Immigration courts, which fall under the Justice Department and decide whether to deport immigrants, have been bogged down over the years as more cases are added to the docket that can be addressed at any given time.
“If nothing else, the continuing rise of the backlog shows that the immigration court is broken,” said Judge Ashley Tabaddor, president of the National Association of Immigration Judges. “Until we fix the design defect of having a court in a law enforcement agency, we will not be able to address the backlog in a fair and effective manner.”
President Donald Trump has repeatedly criticized the nation’s immigration system, specifically taking issue with the practice of releasing immigrants while they await their court dates. To remedy that, his administration has sought to hire more immigration judges in the hopes of unclogging the court. Even so, the number of cases has continued to tick upward.
During the last partial government shutdown, for example, the only cases that moved forward were those of immigrants in detention. All others were postponed.
In January, the Transactional Records Access Clearinghouse estimated that more than 42,000 immigration court hearings had been canceled as a result of the shutdown — exacerbating an issue Trump had pledged to resolve.
“The latest case-by-case court records through the end of August 2019 show the court’s active case backlog was 1,007,155,” according to the clearinghouse’s report released Wednesday. “If the additional 322,535 cases which the court says are pending but have not been placed on the active caseload rolls are added, then the backlog now tops 1.3 million.”

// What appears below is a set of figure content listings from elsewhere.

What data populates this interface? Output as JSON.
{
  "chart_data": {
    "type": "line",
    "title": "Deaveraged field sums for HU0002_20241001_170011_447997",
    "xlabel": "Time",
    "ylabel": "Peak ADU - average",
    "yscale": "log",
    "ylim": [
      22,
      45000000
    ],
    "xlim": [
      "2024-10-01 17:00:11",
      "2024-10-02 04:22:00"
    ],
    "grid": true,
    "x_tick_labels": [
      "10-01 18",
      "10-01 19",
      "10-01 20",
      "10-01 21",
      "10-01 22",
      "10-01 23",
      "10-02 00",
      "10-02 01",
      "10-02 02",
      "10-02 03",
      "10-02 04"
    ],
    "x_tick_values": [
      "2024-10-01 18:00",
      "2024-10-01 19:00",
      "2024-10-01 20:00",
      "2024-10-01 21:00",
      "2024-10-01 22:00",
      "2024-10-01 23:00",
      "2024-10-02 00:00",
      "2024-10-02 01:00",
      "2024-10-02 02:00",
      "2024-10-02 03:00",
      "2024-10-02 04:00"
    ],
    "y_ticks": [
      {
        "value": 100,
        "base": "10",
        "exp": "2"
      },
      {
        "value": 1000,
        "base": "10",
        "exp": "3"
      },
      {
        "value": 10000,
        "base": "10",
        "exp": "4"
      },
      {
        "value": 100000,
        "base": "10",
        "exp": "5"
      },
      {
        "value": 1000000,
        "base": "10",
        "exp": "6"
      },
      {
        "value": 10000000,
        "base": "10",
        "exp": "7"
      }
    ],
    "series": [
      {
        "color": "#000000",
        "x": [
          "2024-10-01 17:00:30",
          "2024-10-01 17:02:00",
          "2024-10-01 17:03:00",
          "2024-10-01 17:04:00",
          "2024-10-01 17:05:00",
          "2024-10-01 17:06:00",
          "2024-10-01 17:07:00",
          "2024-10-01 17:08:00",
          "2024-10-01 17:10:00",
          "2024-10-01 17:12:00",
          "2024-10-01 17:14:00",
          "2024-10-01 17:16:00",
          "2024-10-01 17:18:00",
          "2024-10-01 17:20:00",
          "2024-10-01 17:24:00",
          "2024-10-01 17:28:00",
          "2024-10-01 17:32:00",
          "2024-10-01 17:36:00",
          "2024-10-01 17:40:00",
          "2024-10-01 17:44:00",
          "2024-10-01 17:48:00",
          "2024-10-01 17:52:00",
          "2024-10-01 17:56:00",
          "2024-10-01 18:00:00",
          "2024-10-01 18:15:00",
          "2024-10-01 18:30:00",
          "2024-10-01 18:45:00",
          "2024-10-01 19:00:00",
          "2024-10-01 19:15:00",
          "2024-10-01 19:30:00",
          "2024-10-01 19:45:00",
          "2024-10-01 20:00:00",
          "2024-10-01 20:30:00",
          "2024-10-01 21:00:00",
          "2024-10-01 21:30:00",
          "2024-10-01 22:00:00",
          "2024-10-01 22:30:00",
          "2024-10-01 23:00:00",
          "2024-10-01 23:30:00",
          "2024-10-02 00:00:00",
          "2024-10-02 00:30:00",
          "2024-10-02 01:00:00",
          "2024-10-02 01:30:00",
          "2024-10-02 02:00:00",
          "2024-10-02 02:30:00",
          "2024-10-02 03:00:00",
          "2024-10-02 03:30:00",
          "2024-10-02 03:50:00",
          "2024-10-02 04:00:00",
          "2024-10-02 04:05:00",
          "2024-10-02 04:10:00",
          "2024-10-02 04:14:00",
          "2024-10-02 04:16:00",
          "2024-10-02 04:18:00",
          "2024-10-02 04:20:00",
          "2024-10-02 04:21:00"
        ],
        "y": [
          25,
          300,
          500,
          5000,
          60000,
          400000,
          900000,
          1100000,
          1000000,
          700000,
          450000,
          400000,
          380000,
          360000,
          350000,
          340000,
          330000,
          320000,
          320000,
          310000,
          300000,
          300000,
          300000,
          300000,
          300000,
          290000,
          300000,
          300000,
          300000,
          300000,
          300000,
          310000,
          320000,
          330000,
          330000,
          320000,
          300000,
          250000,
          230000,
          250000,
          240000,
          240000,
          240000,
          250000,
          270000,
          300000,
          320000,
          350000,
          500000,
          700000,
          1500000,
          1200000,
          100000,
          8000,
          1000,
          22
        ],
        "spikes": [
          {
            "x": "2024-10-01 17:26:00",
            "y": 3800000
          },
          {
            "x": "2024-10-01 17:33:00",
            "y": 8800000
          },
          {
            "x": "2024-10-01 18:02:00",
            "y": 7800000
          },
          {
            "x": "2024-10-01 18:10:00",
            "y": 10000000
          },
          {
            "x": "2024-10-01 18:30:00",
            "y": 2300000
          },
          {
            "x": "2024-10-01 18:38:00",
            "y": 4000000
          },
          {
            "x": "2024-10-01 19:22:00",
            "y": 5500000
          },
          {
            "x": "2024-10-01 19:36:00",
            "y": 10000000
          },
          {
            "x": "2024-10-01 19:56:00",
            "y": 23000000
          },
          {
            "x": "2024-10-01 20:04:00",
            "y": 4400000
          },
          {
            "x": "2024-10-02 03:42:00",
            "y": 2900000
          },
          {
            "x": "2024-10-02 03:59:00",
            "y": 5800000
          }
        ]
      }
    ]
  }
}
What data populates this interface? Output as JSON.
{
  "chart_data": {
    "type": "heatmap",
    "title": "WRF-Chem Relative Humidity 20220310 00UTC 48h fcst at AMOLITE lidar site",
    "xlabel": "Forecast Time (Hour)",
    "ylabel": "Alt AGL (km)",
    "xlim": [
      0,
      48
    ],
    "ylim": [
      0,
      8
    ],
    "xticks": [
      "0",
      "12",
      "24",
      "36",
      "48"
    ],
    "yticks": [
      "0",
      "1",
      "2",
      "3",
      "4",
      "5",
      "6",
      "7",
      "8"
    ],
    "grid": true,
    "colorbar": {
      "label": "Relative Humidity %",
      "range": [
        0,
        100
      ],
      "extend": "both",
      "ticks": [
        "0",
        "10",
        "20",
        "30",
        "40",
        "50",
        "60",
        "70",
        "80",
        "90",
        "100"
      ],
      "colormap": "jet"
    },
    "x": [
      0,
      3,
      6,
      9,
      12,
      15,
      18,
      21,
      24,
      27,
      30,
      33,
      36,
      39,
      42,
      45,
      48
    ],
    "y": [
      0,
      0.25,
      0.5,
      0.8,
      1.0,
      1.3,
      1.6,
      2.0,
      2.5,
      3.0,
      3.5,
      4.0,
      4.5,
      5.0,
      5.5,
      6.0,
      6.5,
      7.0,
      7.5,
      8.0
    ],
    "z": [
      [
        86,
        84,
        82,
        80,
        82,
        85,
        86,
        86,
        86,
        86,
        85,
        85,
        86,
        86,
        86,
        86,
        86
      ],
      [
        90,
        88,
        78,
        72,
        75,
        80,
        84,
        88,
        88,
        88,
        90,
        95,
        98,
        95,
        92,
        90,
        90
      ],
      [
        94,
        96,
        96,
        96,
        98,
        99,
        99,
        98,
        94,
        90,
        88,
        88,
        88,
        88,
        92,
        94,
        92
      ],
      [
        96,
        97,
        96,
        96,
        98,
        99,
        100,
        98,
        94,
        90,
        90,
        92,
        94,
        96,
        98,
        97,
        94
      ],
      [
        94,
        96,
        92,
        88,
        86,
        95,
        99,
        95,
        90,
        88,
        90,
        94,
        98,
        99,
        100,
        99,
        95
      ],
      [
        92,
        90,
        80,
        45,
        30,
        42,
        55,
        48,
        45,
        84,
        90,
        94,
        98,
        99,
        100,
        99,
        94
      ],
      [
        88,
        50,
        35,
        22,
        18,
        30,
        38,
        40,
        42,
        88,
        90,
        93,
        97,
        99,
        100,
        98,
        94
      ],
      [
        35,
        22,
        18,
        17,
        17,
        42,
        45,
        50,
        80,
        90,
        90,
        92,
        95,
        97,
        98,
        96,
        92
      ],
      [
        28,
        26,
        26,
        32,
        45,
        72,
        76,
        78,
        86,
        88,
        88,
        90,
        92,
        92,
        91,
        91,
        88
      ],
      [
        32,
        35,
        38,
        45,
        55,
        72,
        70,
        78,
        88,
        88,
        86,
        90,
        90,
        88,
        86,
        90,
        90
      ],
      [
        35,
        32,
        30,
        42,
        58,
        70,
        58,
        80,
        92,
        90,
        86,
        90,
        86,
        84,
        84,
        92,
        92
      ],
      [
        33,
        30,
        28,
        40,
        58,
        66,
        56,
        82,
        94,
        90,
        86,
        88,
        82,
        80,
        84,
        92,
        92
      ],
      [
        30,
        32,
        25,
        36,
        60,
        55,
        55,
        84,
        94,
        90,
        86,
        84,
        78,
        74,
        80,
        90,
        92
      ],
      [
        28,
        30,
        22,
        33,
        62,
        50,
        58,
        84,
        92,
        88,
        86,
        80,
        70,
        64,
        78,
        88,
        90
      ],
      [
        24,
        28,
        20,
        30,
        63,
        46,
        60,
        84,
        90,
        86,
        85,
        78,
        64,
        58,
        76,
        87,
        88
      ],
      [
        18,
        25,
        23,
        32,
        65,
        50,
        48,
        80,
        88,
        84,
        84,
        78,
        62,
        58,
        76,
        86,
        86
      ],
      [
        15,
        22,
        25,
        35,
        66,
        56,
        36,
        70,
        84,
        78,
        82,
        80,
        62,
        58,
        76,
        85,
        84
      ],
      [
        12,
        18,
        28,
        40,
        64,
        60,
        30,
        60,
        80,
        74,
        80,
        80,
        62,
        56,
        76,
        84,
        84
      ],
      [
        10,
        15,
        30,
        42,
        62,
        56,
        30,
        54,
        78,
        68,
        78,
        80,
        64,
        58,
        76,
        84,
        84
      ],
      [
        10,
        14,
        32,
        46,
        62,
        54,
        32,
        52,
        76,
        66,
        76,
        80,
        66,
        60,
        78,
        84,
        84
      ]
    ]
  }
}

While a Justice Department spokesman said in a statement to CNN that the department “does not certify data from third parties,” the spokesman added: “This report and DOJ’s own data further confirms there is a crisis at the border. This Administration is taking aggressive steps to increase productivity, close loopholes, and hire a record number of judges to address the backlog with our existing authorities.”
While the clearinghouse doesn’t attribute the backlog to any one factor, the American Bar Association has previously proposed a major overhaul of the US immigration system, calling the courts “irredeemably dysfunctional.”
“The state of the U.S. immigration court system has worsened considerably since our 2010 Report,” that March report noted, mentioning an unprecedented backlog of cases, increased wait times, policy changes that aim to accelerate cases without allocating enough funding, overreliance on video teleconferencing during court proceedings and possible bias in the hiring of judges.
The Justice Department had previously addressed some of the issues the bar association report raised.
The administration has acknowledged the massive immigration court backlog and has, at times, placed blame on unfounded asylum claims, which have to work their way through their court system.
This month, the administration opened tent courts along the Texas border to hear the cases of migrants who have been returned to Mexico to await their immigration proceedings as part of the Migrant Protection Protocols program. Around 42,000 migrants have been sent back under the program.
In Wednesday’s report, the Transactional Records Access Clearinghouse notes that the Migrant Protection Protocols cases still make up a small share of the court’s active backlog.